What Is The Legal Distinction Between Flood Damage And Water Damage?

If it seems like every time you turn on the television there is some natural disaster that is demolishing communities, it isn’t just you. Whether it is global warming or just that news is so much more readily available to cover nature’s wrath makes no difference the victims. If your house is experiencing water issues, then it might be taking a huge financial toll on your budget. The difference between whether your homeowners’ or premises insurance will cover it or not depends on the definitions of flood versus water damage. Knowing the difference may or may not save you from huge clean-up and replacement costs.

If you have Houston flood damage homeowners’ insurance, then it is important to know when you have experienced flood or water damage before you file a claim. There are things that will be covered and others that won’t. Typically, flood insurance isn’t covered under homeowners’ insurance unless you took out a special rider. If you file the wrong way, that can leave you financially out of luck. The difference between a water damage and a flood claim is defined by the Federal Emergency Management Agency. They have defined a “flood” as a “temporary or partial condition of inundation of water over more than two acres or more and spanning two individual properties or more which normally would be dry land.” There are specific things that can cause flood damage, including:

  • Mudflow
  • Rapid or uncommon water runoff or accumulation of surface water regardless of source
  • Overflow of a tide or inland water region
  • A collapse of land that is along the shoreline or any similar water entity where there is erosion which is caused by currents or waves that exceed levels that are cyclical and flood the surrounding area as described above

The main difference between the definition of a flood versus water damage is that a flood is an unnatural occurrence – and a rapid one as well.
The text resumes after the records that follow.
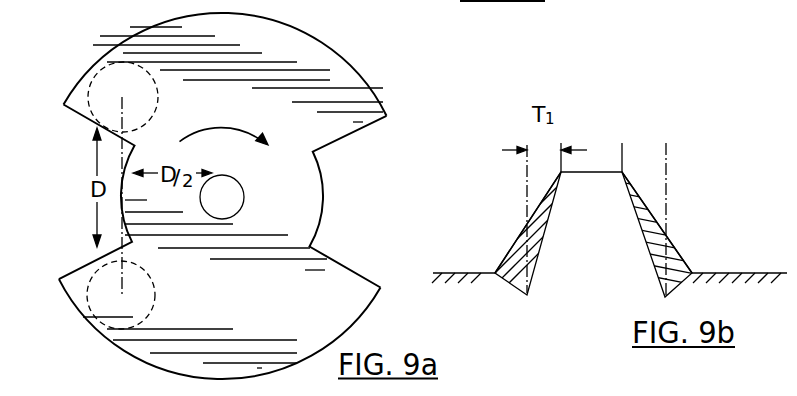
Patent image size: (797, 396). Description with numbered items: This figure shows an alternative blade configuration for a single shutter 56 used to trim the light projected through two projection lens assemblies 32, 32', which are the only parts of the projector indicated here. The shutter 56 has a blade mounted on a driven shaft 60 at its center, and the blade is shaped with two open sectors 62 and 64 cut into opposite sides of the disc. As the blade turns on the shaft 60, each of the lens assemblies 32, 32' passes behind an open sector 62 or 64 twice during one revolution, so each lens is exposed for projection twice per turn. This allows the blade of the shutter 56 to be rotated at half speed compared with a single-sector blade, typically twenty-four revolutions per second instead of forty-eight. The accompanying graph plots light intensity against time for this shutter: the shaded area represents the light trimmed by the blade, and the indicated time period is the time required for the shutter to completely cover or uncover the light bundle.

The projection lens assembly 32 is at (96, 101).
The projection lens assembly 32' is at (91, 303).
The shutter 56 is at (400, 100).
The driven shaft 60 is at (247, 196).
The open sector 62 is at (70, 240).
The open sector 64 is at (365, 186).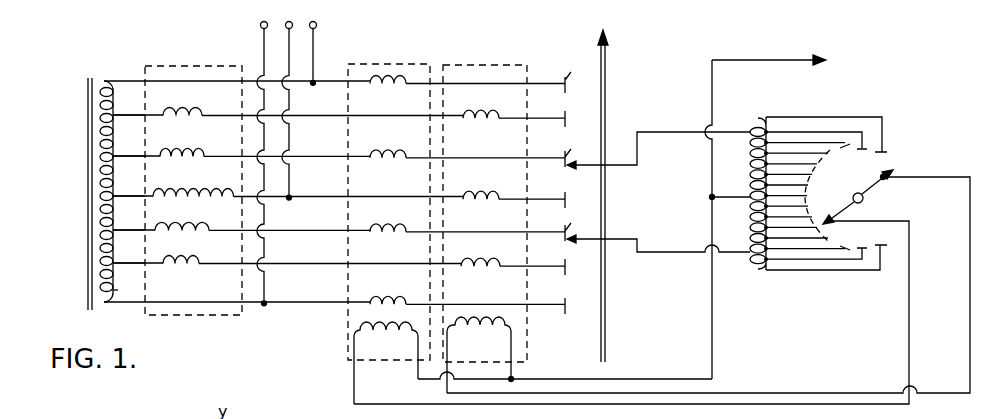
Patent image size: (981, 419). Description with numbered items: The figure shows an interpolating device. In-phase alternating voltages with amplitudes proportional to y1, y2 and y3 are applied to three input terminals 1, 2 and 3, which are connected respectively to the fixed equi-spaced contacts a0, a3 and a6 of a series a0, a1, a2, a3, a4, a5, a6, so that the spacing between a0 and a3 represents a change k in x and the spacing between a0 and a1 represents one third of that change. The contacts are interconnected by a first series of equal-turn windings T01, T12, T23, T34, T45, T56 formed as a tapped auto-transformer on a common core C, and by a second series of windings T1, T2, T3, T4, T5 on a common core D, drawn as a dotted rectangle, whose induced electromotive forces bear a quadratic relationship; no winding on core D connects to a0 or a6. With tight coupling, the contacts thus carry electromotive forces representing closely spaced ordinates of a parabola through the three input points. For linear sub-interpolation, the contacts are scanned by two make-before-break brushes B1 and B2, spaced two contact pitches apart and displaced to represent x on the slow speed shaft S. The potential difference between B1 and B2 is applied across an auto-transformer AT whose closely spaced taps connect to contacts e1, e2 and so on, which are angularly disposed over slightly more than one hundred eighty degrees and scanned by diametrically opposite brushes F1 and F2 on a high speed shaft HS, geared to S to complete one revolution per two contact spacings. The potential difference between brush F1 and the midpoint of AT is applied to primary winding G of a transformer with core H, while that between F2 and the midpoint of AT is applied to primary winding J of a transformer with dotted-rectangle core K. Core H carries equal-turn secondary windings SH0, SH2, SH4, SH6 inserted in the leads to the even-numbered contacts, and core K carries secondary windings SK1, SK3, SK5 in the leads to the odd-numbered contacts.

The common core C is at (86, 292).
The common core D is at (196, 316).
The transformer winding T56 is at (110, 114).
The transformer winding T45 is at (110, 152).
The transformer winding T34 is at (110, 191).
The transformer winding T23 is at (110, 226).
The transformer winding T12 is at (110, 259).
The transformer winding T01 is at (110, 296).
The transformer winding T5 is at (182, 112).
The transformer winding T4 is at (182, 151).
The transformer winding T3 is at (182, 190).
The transformer winding T2 is at (180, 226).
The transformer winding T1 is at (185, 260).
The input terminal 1 is at (260, 29).
The input terminal 2 is at (288, 29).
The input terminal 3 is at (315, 29).
The alternating voltage amplitude y1 is at (273, 26).
The alternating voltage amplitude y2 is at (298, 26).
The alternating voltage amplitude y3 is at (322, 26).
The transformer core H is at (345, 316).
The secondary winding SH6 is at (406, 76).
The secondary winding SH4 is at (388, 142).
The secondary winding SH2 is at (388, 218).
The secondary winding SH0 is at (388, 289).
The transformer core K is at (530, 337).
The secondary winding SK5 is at (481, 106).
The secondary winding SK3 is at (481, 183).
The secondary winding SK1 is at (480, 252).
The fixed contact a6 is at (577, 74).
The fixed contact a5 is at (577, 120).
The fixed contact a4 is at (577, 152).
The fixed contact a3 is at (576, 202).
The fixed contact a2 is at (576, 228).
The fixed contact a1 is at (576, 264).
The fixed contact a0 is at (576, 307).
The brush B2 is at (658, 163).
The brush B1 is at (658, 251).
The slow speed shaft S is at (606, 343).
The independent variable x is at (610, 36).
The primary winding G is at (363, 345).
The primary winding J is at (485, 337).
The auto-transformer AT is at (752, 165).
The high speed shaft HS is at (863, 192).
The brush F1 is at (828, 215).
The brush F2 is at (903, 162).
The contact e1 is at (882, 247).
The contact e2 is at (863, 248).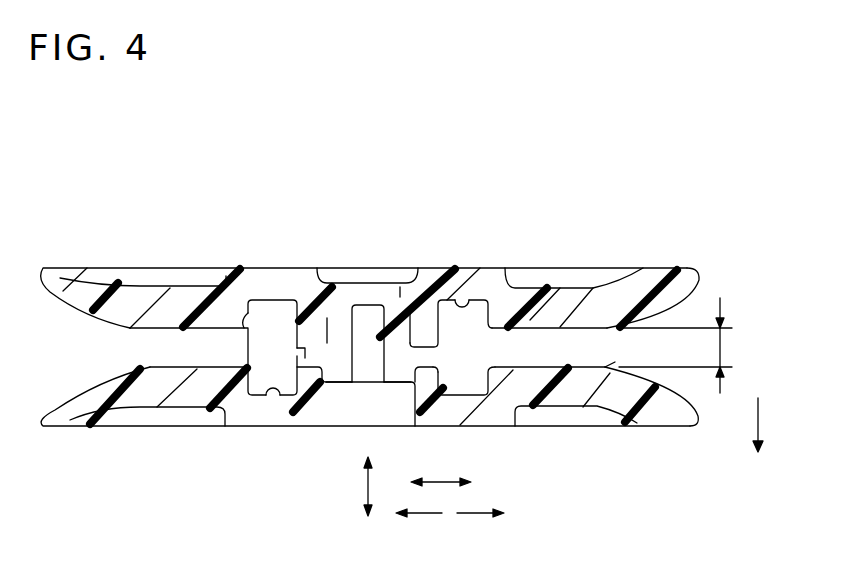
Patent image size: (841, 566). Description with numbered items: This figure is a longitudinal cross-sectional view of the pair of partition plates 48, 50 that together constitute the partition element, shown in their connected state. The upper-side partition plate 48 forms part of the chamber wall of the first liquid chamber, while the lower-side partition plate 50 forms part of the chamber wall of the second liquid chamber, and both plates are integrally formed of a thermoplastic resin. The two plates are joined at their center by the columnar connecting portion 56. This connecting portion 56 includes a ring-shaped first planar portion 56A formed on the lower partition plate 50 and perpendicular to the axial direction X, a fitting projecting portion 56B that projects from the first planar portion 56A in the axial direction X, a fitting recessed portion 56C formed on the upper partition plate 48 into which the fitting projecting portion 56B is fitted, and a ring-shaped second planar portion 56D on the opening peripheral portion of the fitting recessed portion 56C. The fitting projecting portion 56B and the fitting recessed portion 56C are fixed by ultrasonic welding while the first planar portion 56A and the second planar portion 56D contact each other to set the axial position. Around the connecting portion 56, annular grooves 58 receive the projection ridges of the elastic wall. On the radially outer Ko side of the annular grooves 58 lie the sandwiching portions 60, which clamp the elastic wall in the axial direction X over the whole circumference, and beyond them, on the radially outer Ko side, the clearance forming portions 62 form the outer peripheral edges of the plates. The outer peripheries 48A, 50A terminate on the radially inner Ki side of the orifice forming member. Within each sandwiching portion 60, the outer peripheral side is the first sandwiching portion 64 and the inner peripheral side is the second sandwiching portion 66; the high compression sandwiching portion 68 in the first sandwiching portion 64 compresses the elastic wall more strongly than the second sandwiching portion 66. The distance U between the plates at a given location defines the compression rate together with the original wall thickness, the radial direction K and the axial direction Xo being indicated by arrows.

The partition plate 48 is at (480, 268).
The outer periphery 48A is at (700, 277).
The partition plate 50 is at (516, 428).
The outer periphery 50A is at (697, 425).
The connecting portion 56 is at (366, 302).
The first planar portion 56A is at (425, 370).
The fitting projecting portion 56B is at (350, 320).
The fitting recessed portion 56C is at (338, 322).
The second planar portion 56D is at (300, 364).
The annular groove 58 is at (460, 300).
The sandwiching portion 60 is at (560, 297).
The clearance forming portion 62 is at (678, 278).
The first sandwiching portion 64 is at (583, 370).
The second sandwiching portion 66 is at (426, 349).
The high compression sandwiching portion 68 is at (606, 366).
The distance between the pair of partition plates U is at (722, 348).
The axial direction X is at (378, 486).
The axial direction Xo is at (779, 425).
The radial direction K is at (441, 469).
The radially inner side Ki is at (419, 528).
The radially outer side Ko is at (480, 528).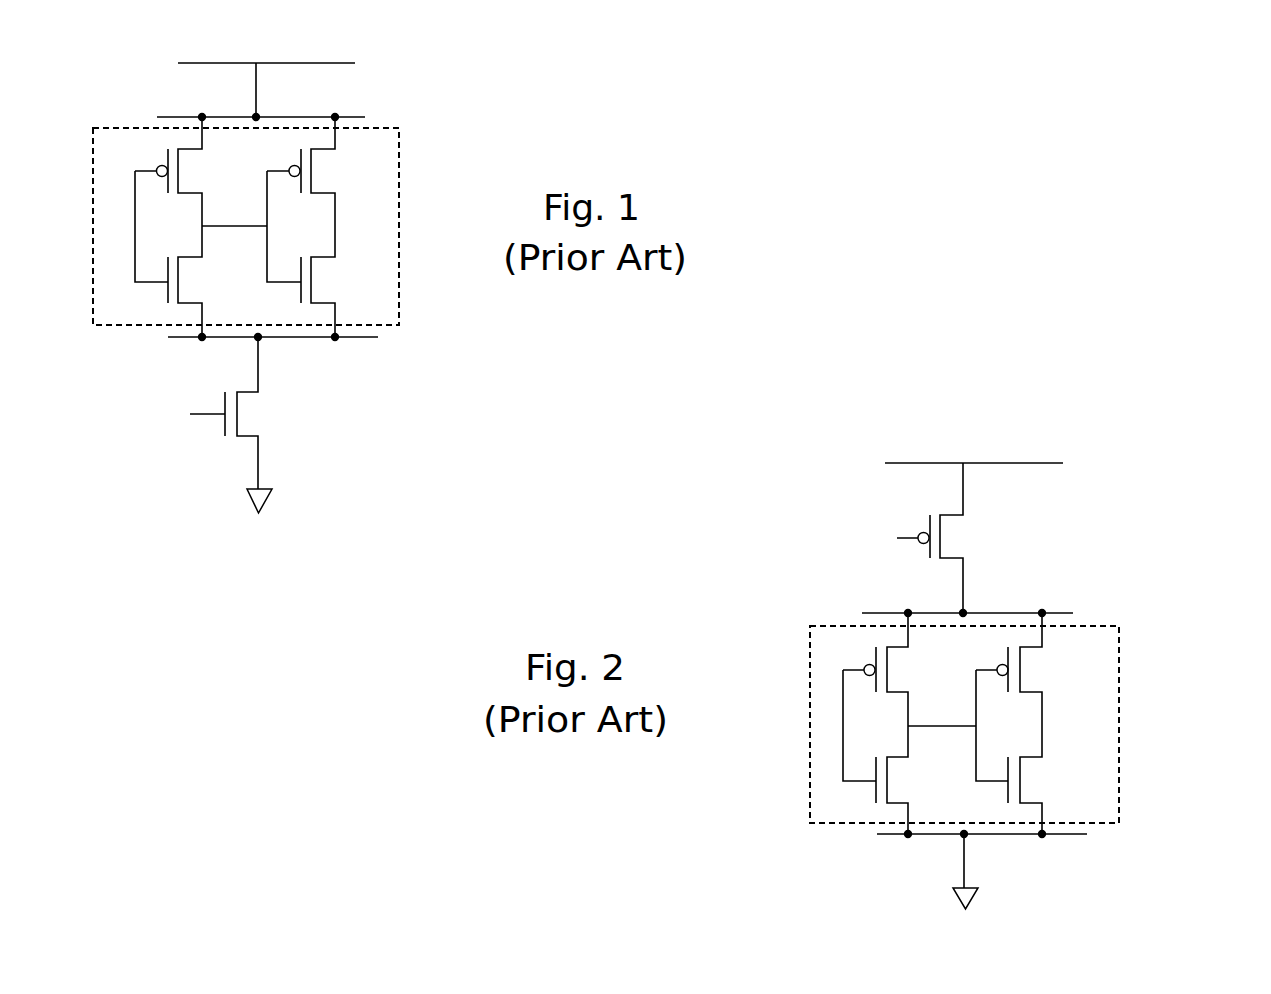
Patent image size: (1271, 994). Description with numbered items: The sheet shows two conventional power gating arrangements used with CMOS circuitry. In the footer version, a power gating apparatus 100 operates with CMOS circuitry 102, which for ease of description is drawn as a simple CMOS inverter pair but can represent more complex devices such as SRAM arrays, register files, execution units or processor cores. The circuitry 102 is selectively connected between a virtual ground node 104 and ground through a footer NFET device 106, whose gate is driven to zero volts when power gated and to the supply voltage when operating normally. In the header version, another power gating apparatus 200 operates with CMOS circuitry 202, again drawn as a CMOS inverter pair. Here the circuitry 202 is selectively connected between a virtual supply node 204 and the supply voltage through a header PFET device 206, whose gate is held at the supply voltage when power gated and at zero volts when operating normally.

In FIG. 1, the power gating apparatus 100 is at (91, 102).
In FIG. 1, the CMOS circuitry 102 is at (398, 193).
In FIG. 1, the virtual ground node 104 is at (307, 337).
In FIG. 1, the footer (NFET) device 106 is at (249, 436).
In FIG. 2, the power gating apparatus 200 is at (797, 501).
In FIG. 2, the CMOS circuitry 202 is at (1118, 692).
In FIG. 2, the virtual supply node 204 is at (1002, 613).
In FIG. 2, the header (PFET) device 206 is at (950, 562).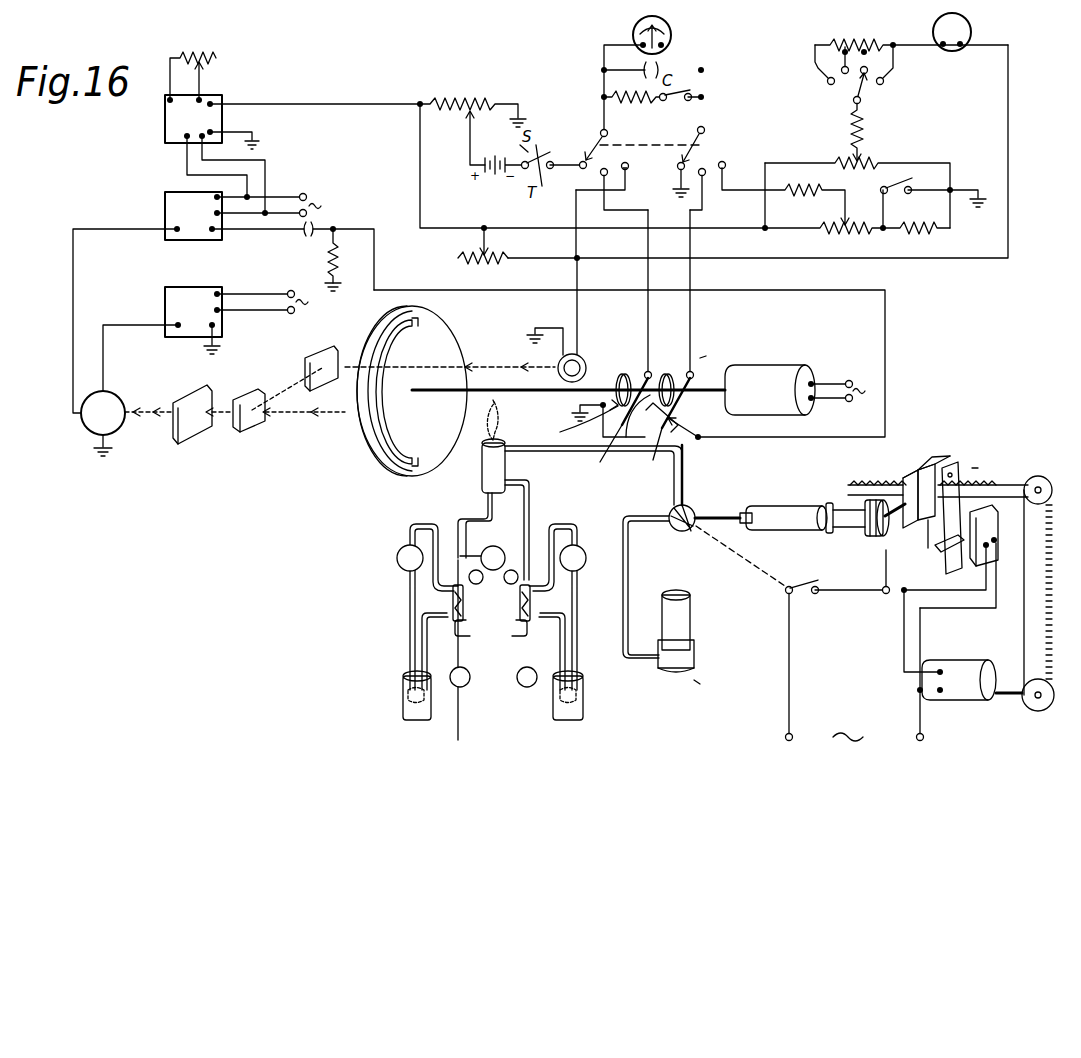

It doesn’t consist of water sitting for a long time or damage being caused because water flow was either not detected or addressed in a timely manner. If you are going to claim that you have flood damage, then it can’t result from water resting in your basement because your sump pump failed or because you had a pipe break; that does not meet the definition of flooding as outlined by the federal government. However, if there has been a flood in your neighborhood and more than two properties find themselves with flooded basements that were not anticipated and could not have been planned for, then you might be able to make a case for “flood damage.”

If you live near a region that is prone to flooding, like next to the shoreline or in a low-lying area, homeowners’ insurance does not offer flood coverage. The only way to get the addition of flood insurance is through the National Flood Insurance Program, through whom you would have to file a flood insurance claim. If you don’t currently have flood insurance and are in a risky area, then you are playing with fire – no pun intended. The best way to ensure that you are covered should your home, second home, or business flood is to be protected by the National Flood Insurance Program and take out an individual policy.

There are times when, if you live in a high-risk area, your mortgage company might make it mandatory for you to carry flood insurance – not just to protect you as a homeowner, but to protect their investment. To obtain a mortgage, many lenders will require that you have flood insurance so that you will be covered in a major catastrophe.

If you have a water issue in your home and there are no problems with any of the surrounding homes, then it is likely just a water issue. Some things might be covered by your homeowners’ insurance, but flooding is not one of them. Knowing what is covered, and which agency to contact to take out insurance coverage, is an important step to keeping yourself protected in case you experience either one of them. Water damage of any kind can be very expensive – and potentially disastrous if you aren’t insured for it.